You have an HJSON document, at which point you can use the hjson
project to parse it:
>>> import hjson
>>> hjson.loads('{javascript_style:"Look ma, no quotes!"}')
OrderedDict([('javascript_style', 'Look ma, no quotes!')])
HJSON is JSON without the requirement to quote object names and even for certain string values, with added comment support and multi-line strings, and with relaxed rules on where commas should be used (including not using commas at all).
Or you could install and use the demjson
library; it supports parsing valid JavaScript (missing quotes):
import demjson
result = demjson.decode(jsonp_payload)
Only when you set the strict=True
flag does demjson
refuse to parse your input:
>>> import demjson
>>> demjson.decode('{javascript_style:"Look ma, no quotes!"}')
{u'javascript_style': u'Look ma, no quotes!'}
>>> demjson.decode('{javascript_style:"Look ma, no quotes!"}', strict=True)
Traceback (most recent call last):
File "<stdin>", line 1, in <module>
File "/Users/mjpieters/Development/venvs/stackoverflow-2.7/lib/python2.7/site-packages/demjson.py", line 5701, in decode
return_stats=(return_stats or write_stats) )

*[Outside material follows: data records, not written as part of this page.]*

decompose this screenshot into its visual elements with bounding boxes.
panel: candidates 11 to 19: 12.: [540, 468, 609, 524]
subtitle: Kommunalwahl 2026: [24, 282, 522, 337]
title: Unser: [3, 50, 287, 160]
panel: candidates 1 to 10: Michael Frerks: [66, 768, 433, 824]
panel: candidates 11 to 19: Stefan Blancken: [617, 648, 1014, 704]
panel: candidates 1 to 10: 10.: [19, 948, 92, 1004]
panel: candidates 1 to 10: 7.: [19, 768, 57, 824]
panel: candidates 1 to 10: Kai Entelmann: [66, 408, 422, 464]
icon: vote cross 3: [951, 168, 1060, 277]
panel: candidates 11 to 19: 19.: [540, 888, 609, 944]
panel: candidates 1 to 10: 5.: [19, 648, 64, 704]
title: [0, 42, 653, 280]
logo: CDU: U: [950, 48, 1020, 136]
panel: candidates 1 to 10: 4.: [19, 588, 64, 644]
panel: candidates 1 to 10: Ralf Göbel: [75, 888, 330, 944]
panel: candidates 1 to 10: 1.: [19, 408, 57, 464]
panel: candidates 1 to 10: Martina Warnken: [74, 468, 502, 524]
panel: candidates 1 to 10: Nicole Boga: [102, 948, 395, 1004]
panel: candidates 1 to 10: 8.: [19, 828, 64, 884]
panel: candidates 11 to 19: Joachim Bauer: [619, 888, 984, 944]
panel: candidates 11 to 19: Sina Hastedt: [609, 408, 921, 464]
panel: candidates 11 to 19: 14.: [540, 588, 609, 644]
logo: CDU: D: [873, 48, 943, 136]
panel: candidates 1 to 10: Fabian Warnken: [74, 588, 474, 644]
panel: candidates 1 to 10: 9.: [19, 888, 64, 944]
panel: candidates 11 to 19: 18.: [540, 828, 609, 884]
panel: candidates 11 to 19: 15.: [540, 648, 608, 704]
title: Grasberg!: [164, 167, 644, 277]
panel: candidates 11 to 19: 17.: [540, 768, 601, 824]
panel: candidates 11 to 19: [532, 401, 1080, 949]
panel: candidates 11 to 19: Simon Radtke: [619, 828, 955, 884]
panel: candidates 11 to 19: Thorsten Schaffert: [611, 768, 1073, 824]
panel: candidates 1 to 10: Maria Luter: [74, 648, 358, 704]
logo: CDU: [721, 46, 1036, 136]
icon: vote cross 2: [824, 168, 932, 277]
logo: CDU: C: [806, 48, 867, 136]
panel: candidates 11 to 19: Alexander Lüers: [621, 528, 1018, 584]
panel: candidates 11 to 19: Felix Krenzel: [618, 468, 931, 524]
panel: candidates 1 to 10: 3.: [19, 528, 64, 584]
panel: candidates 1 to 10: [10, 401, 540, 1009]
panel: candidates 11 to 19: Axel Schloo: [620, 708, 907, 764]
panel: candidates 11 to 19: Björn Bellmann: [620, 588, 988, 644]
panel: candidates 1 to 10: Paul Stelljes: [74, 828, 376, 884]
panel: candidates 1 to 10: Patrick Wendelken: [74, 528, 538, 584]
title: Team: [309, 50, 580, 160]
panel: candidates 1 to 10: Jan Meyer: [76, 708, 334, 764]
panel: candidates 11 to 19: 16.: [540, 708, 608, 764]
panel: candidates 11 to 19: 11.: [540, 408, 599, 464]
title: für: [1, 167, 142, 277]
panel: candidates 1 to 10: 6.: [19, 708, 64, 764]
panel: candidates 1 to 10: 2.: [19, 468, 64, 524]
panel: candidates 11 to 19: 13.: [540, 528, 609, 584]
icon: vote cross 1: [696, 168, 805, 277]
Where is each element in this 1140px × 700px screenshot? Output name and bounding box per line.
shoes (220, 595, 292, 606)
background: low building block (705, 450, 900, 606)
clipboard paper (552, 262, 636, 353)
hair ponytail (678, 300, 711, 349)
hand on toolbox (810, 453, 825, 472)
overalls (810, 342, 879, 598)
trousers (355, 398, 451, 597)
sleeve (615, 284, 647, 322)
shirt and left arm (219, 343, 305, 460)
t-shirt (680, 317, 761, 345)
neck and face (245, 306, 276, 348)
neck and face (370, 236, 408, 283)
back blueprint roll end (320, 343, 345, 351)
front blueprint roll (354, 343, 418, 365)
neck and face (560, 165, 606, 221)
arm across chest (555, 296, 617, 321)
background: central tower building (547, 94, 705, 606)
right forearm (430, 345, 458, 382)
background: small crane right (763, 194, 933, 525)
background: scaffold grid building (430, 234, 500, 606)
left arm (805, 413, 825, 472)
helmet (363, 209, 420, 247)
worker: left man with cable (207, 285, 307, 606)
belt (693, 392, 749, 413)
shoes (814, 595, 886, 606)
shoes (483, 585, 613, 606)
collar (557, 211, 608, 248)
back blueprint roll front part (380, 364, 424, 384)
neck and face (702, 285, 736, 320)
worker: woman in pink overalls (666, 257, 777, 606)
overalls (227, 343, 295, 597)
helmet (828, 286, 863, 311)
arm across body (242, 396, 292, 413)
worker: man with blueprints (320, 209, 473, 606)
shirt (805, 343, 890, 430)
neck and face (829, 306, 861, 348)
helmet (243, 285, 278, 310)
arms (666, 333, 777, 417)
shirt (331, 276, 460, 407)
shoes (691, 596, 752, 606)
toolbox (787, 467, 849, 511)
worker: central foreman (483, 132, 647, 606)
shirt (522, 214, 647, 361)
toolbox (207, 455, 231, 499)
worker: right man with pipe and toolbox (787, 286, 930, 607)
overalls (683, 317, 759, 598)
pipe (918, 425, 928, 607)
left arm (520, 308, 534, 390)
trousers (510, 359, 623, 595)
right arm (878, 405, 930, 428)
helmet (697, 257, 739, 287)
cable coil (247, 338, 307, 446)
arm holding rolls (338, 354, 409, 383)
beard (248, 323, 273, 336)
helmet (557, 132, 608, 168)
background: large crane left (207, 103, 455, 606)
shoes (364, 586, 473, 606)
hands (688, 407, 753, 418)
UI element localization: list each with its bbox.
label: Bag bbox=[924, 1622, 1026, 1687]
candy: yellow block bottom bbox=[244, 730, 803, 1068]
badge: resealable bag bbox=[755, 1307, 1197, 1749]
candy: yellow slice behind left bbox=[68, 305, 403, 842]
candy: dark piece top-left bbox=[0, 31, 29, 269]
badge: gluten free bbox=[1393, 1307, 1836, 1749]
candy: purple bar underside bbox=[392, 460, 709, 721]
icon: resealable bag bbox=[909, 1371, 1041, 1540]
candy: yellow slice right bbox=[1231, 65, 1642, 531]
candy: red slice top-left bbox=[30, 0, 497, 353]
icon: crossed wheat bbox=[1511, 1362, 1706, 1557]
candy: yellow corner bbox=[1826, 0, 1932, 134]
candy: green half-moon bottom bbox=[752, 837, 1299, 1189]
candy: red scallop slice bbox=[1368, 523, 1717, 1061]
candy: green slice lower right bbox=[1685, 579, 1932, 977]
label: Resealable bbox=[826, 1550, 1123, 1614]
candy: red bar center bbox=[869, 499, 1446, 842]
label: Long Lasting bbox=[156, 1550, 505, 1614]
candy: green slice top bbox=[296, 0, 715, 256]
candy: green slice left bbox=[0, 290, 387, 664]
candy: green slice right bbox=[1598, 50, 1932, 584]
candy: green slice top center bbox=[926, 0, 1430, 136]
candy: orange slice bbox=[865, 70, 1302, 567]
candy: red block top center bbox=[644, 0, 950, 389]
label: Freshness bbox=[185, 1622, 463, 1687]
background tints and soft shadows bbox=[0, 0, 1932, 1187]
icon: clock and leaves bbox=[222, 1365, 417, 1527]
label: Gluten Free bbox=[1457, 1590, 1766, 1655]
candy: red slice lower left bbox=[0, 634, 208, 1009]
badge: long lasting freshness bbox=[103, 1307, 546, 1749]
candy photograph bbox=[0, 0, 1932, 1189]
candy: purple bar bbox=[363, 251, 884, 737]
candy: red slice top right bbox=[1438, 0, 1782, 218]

File "/Users/mjpieters/Development/venvs/stackoverflow-2.7/lib/python2.7/site-packages/demjson.py", line 4917, in decode
raise errors[0]
demjson.JSONDecodeError: ('JSON does not allow identifiers to be used as strings', u'javascript_style')
Using a regular expression you can try to regex your way to valid JSON; this can lead to false positives however. The pattern would be:
import re
valid_json = re.sub(r'(?<={|,)([a-zA-Z][a-zA-Z0-9]*)(?=:)', r'"1"', jsonp_payload)
This matches a {
or ,
, followed by a JavaScript identifier (a character, followed by more characters or digits), and followed directly by a :
colon. If your quoted values contain any such patterns, you'll get invalid JSON.